Many fungicide programs can give adequate disease control on leaves when applied preventively under low disease pressure. On cones, however, differences among fungicides are substantial. Mid-July through early August is an essential disease management period. The fungicide Quintec (quinoxyfen) and Luna Sensation (fluopyram plus trifloxystrobin) are especially effective during this time and should be utilized in regular rotation when burrs and cones are present.

Fungicide applications alone are not sufficient to manage the disease. Under high disease pressure, mid-season removal of diseased basal foliage delays disease development on leaves and cones. Do not apply desiccant herbicides until bines have grown far enough up the string so that the growing tip will not be damaged and bark has developed. In trials in Washington, removing basal foliage three times with a desiccant herbicide (e.g., AIM) provided more control of powdery mildew than removing it once or twice.

Established yards can tolerate some removal of basal foliage without reducing yield. This practice is not advisable in baby plantings (less than 3 years), and may need to be considered cautiously in some situations with sensitive varieties such as Willamette. The potential for quality defects and yield loss increases with later harvests when powdery mildew is present on cones.

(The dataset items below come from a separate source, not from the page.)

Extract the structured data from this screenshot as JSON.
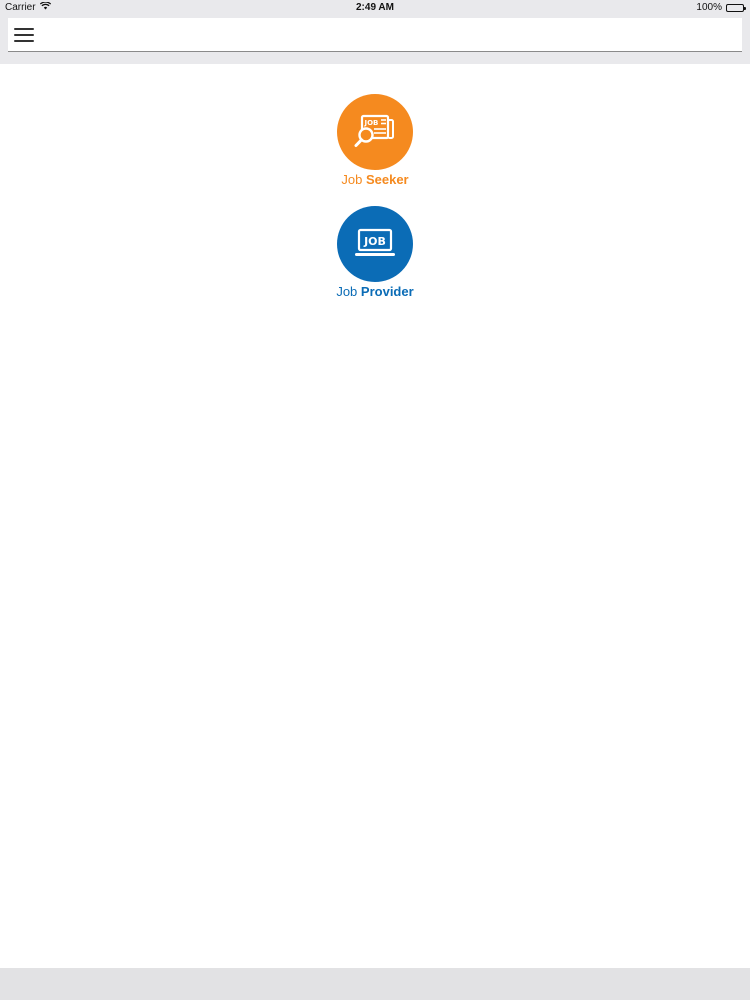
{
  "status_bar": {
    "carrier": "Carrier",
    "time": "2:49 AM",
    "battery_percent": "100%",
    "battery_level": 1.0
  },
  "nav": {
    "menu_icon": "hamburger-menu-icon"
  },
  "roles": {
    "seeker": {
      "label_prefix": "Job",
      "label_strong": "Seeker",
      "icon": "job-search-icon",
      "icon_text": "JOB",
      "color": "#f58a1f"
    },
    "provider": {
      "label_prefix": "Job",
      "label_strong": "Provider",
      "icon": "job-laptop-icon",
      "icon_text": "JOB",
      "color": "#0b6cb6"
    }
  }
}
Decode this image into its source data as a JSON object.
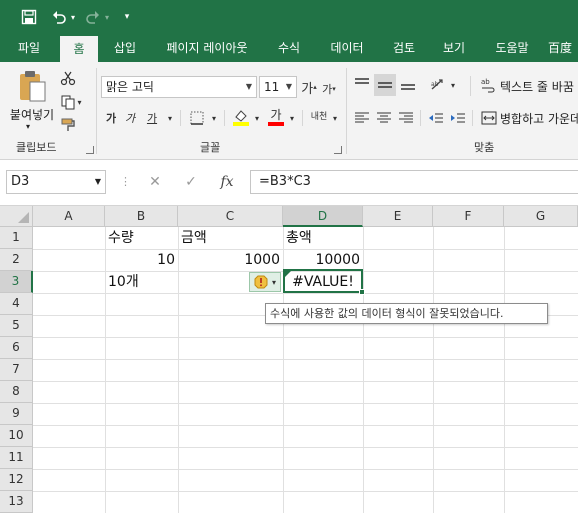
{
  "qat": {
    "save_icon": "save-icon",
    "undo_icon": "undo-icon",
    "redo_icon": "redo-icon",
    "customize_icon": "chevron-down-icon"
  },
  "tabs": [
    {
      "label": "파일"
    },
    {
      "label": "홈"
    },
    {
      "label": "삽입"
    },
    {
      "label": "페이지 레이아웃"
    },
    {
      "label": "수식"
    },
    {
      "label": "데이터"
    },
    {
      "label": "검토"
    },
    {
      "label": "보기"
    },
    {
      "label": "도움말"
    },
    {
      "label": "百度"
    }
  ],
  "ribbon": {
    "clipboard": {
      "paste_label": "붙여넣기",
      "group_label": "클립보드"
    },
    "font": {
      "font_name": "맑은 고딕",
      "font_size": "11",
      "group_label": "글꼴",
      "bold": "가",
      "italic": "가",
      "underline": "가",
      "font_color_label": "가",
      "grow": "가",
      "shrink": "가",
      "phonetic": "내천"
    },
    "alignment": {
      "wrap_text_label": "텍스트 줄 바꿈",
      "merge_label": "병합하고 가운데",
      "group_label": "맞춤"
    }
  },
  "formula_bar": {
    "name_box": "D3",
    "cancel": "✕",
    "enter": "✓",
    "fx": "fx",
    "formula": "=B3*C3"
  },
  "grid": {
    "columns": [
      "A",
      "B",
      "C",
      "D",
      "E",
      "F",
      "G"
    ],
    "rows": [
      "1",
      "2",
      "3",
      "4",
      "5",
      "6",
      "7",
      "8",
      "9",
      "10",
      "11",
      "12",
      "13"
    ],
    "cells": {
      "B1": "수량",
      "C1": "금액",
      "D1": "총액",
      "B2": "10",
      "C2": "1000",
      "D2": "10000",
      "B3": "10개",
      "D3": "#VALUE!"
    },
    "error_tooltip": "수식에 사용한 값의 데이터 형식이 잘못되었습니다."
  },
  "colors": {
    "brand": "#217346",
    "error_fill": "#e0efe5"
  }
}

The cultural recommendations above apply to hops produced for conventional commercial markets and those grown under guidelines for organic production. Under the additional constraints imposed by organic production guidelines, particular attention must be paid to selecting disease-resistant varieties. This is the foundation upon which organic production will succeed or fail with respect to the major fungal diseases. Available fungicide options for organic production are minimal and generally mediocre under high disease pressure. Although frequently cited in popular literature, optimal fertilization, soil health and water management alone are inadequate for disease control.

Likewise, biorational compounds, biological controls, manure teas and various botanicals and natural products have shown minimal to no efficacy against this pathogen under moderate to severe disease pressure. Organic producers should consider a sulfur or oil-based fungicides. Sulfur and oil should not be tank mixed due to phytotoxicity issues.

Hop downy mildew

Downy mildew is caused by a fungus-like organism called Pseudoperonospora humuli and is the most significant disease of hop in Michigan, causing significant yield and quality losses. In extreme cases, cones can become infected and the crown may die. Cool and damp conditions during the spring provide ideal growth conditions for the pathogen. Disease severity is dependent on variety, environmental conditions, and management programs.

Disease cycle

The causal agent of downy mildew, Pseudoperonospora humuli, overwinters in dormant buds or crowns and can emerge on infected shoots in early spring. This results in the so-called basal “spike”. Infected crowns can produce uninfected shoots as well, making detection of spikes difficult, particularly on potted baby hop plants that have been cut back.

The pathogen produces copious spores on the underside of infected leaves, which infect new tissue through open stomata. These new infections produce a second source of spores, which can infect all parts of the plant. Infections occurring on the terminal growing point become systemic and grows down the plant toward the crown, where the pathogen can persist in the root system a prolonged period. Systemic infections contribute to the spread of infection through propagation and also allow for the pathogen to survive winter, contributing to disease pressure in subsequent seasons.

The pathogen can also produce a resting spore and overwinter, but it is unclear how or if these resting spores contribute to infection and how readily they are produced under Michigan conditions.

Infection is favored by mild to warm temperatures of 60-70 F when free moisture is present for at least 1.5 hours, although leaf infection can occur at temperatures as low as 41 F when wetness persists for 24 hours or longer.

Life cycle of Pseudoperonospora humuli on hop. Photo by V. Brewster, Compendium of Hop Diseases and Pests. View larger image.

Downy mildew symptoms

Downy mildew appears early in the season on emerging, infected shoots (the basal spikes). Spikes growing from infected crowns or buds may be distorted with shortened internodes that give the shoot a stunted appearance.

Yellow and stunted spring hop spike, systemically infected with hop downy mildew with spore masses on leaf tissue. Photo by Erin Lizotte, MSU Extension.

Stunted side-arm growth and distorted, pale leaves caused by downy mildew infection on hop. Photo by Erin Lizotte, MSU Extension.

It is easy to confuse some mild herbicide injury from Round Up applications with downy mildew as they both produced stunted shoots. Round Up injury on the first flush of growth is very common, so it is important to recognize the difference.Herbicide injury will cause chlorosis that follows leaf venation and leaves will be misshapen and appear more “strappy”. Glyphosate-injured growth will also lack the signs of downy mildew, including the spore masses on the underside of leaves. Infected shoots develop spore masses on the underside of leaves that follow venation.

Glyphosate injury on the left and downy spike on the right. Photo by Erin Lizotte, MSU Extension.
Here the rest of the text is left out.